A word on the potato onions. These are a thing that many of you may have never heard of, and this is a shame. They are something like a cross between a shallot and an onion, and are grown like garlic. You plant a bulb in fall, it grows all winter, and by late spring you have 8-12 bulbs attached at a central point. If you are frugal, it is the last onion you will ever need to buy.

potato-onions

I first grew them in Virginia, and I still get my sets from the remarkable Southern Exposure Seed Exchange; I highly recommend this company.

Lately I have rediscovered a very old way to eat spring onions and green garlic: Coat the onions or garlic in olive oil, salt heavily and put under the broiler or, even better, over a smoky wood fire. When they are partially blackened, wrap quickly in foil and let them steam for 15 minutes or so.

You can eat them as the Spaniards do, lifted high over your head and gnawed down to your fingertips, or you can spin them like spaghetti if you want to keep your hands clean. I like the Spanish way; love is a messy business.

Tags: , ,
Print This Post

________________



Subscribe to comments for this post

12 comments
Leave a comment »

  1. My grandmother used to take me into the nearby mountains to pick herbs and nuts depending on what time of the year it was. As a child I loved going to the sea and catching fish and digging up clams and ate anything and everything edible. It was fun to eat things I had hunted or foraged for versus the stuff from a store. I haven’t been able to do any of this in my adult life because I lived mostly in big cities. Maybe now that I’m living in a relatively small coastal town I can find out what exactly I can do here. Maybe I should start fishing again? Somehow I was happier when I spent some of my life hunting and foraging – life seems a bit empty without this activity.

  2. Yum! I can attest to the fact that the onions were delicious! Everything you prepared and served was delectable! Truly a gourmet feast to savour and remember! Especially the fresh asparagus soup. Appreciation and thanks!

  3. Paradise on earth indeed. Especially when you’re reeling in 40 lb. cows while trolling off the southern bluffs.

  4. Oh, I adore onions, and leeks, and garlic, and chives… I am always lost if I run out of onions in the house, because I find that everything I make starts with at least one onion. I’ve recently started making quite a few things with shallots too, although I will never give up on onions altogether. I will have to try grilling young leeks or spring onions- that sounds really good.

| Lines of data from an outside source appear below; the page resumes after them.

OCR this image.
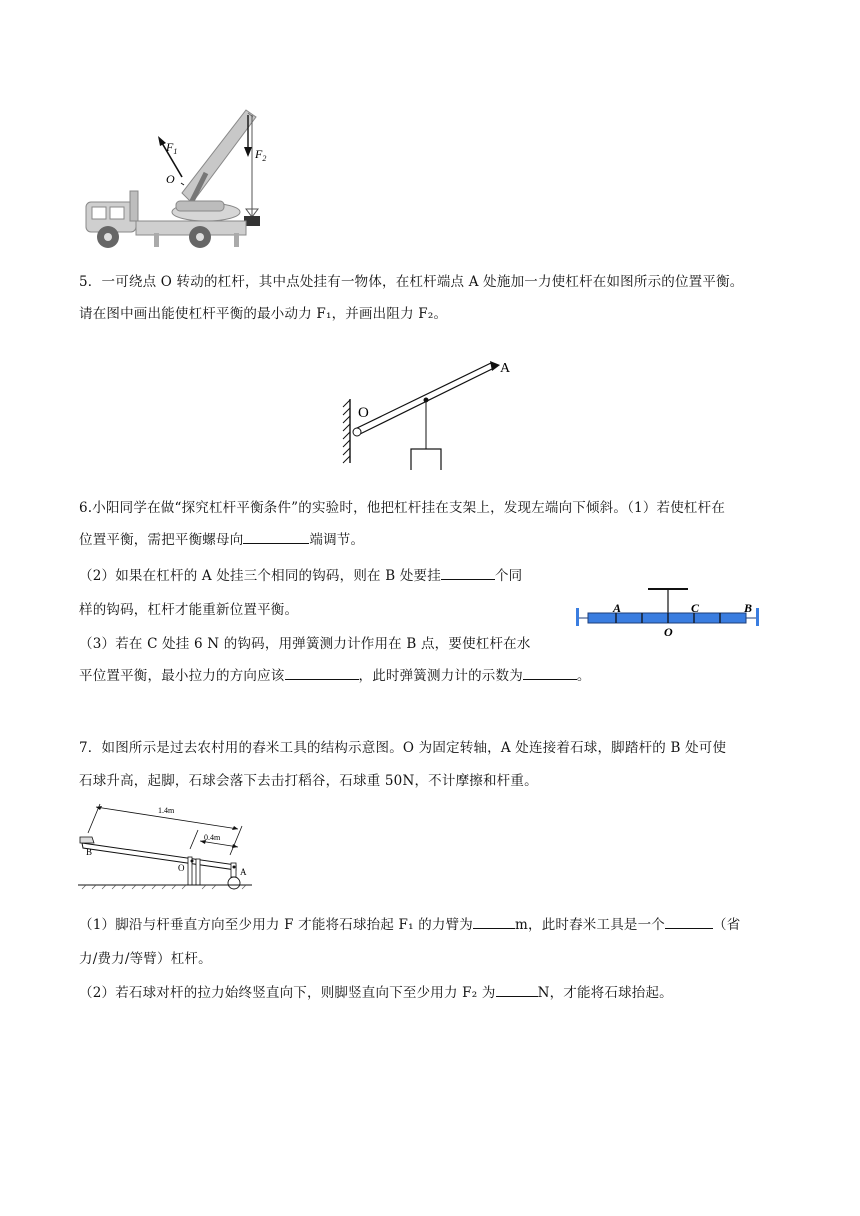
$F_1$	$F_2$
O
5．一可绕点 O 转动的杠杆，其中点处挂有一物体，在杠杆端点 A 处施加一力使杠杆在如图所示的位置平衡。
请在图中画出能使杠杆平衡的最小动力 F₁，并画出阻力 F₂。
O
A
6.小阳同学在做“探究杠杆平衡条件”的实验时，他把杠杆挂在支架上，发现左端向下倾斜。（1）若使杠杆在
位置平衡，需把平衡螺母向	端调节。
（2）如果在杠杆的 A 处挂三个相同的钩码，则在 B 处要挂	个同
样的钩码，杠杆才能重新位置平衡。
（3）若在 C 处挂 6 N 的钩码，用弹簧测力计作用在 B 点，要使杠杆在水
平位置平衡，最小拉力的方向应该	，此时弹簧测力计的示数为	。
A	C	B
O
7．如图所示是过去农村用的舂米工具的结构示意图。O 为固定转轴，A 处连接着石球，脚踏杆的 B 处可使
石球升高，起脚，石球会落下去击打稻谷，石球重 50N，不计摩擦和杆重。
1.4m
0.4m
B
O	A
（1）脚沿与杆垂直方向至少用力 F 才能将石球抬起 F₁ 的力臂为	m，此时舂米工具是一个	（省
力/费力/等臂）杠杆。
（2）若石球对杆的拉力始终竖直向下，则脚竖直向下至少用力 F₂ 为	N，才能将石球抬起。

  5. Chris: Hell yeah! I miss the big stripers of New England — ours here in California rarely grow beyond 30 pounds.

    Angry Brit: Use more shallots. It will make a big difference in your food…

  6. Your post made me think of my childhood, picking tiny wild strawberries, no bigger than the tip of my finger, and wild blackberries.My Mom and I would hike halfway up the mountain behind our house, through the fields. It took forever to pick them, but the payoff was worth every minute.

    As for onions and all things related, I am always baffled by people who don’t use them. My ex’s mother would never use them in anything. Come to think of it, the only seasoning she ever used was salt. Needless to say, I avoided dinner at the in-laws like the plague!

  7. me? i live for ramps. they are, to me the truffle of the allium.

  8. A whole Vidalia with a pat of butter nuked in the microwave in a covered dish. Heaven.

  9. Mmm… caramelized onions. Tortilla espanol might be on the menu for dinner tonight. :)

  10. I remember a quote from Roy Andres De Groot, Feast of the Season cookbook:

    “Scallions are for boys, onions are for men, and garlic is for heroes”.

    I still love that quote, and scallions, and onions, and garlic.

  11. Tina: Boy do I love wild strawberries, too! And as for you anti-onion ex’s mother, some people cannot be saved…

    Claudia: I too love ramps, but they don’t grow in California. Wah.

    Carolina: I have slow-roasted Vidalias and similar onions until they are caramel. Top with toasted ground anise seeds. Also heaven…

    Mike: GREAT quote! May have to borrow that one…

  12. The only thing missing from this post is some rhapsodic waxing about ramps; I ordered a bunch of bulbs from WV a couple of years ago, and now I have a burgeoning patch that needs zero maintenance. We have those wild chives in freakish abundance right now. Nice post.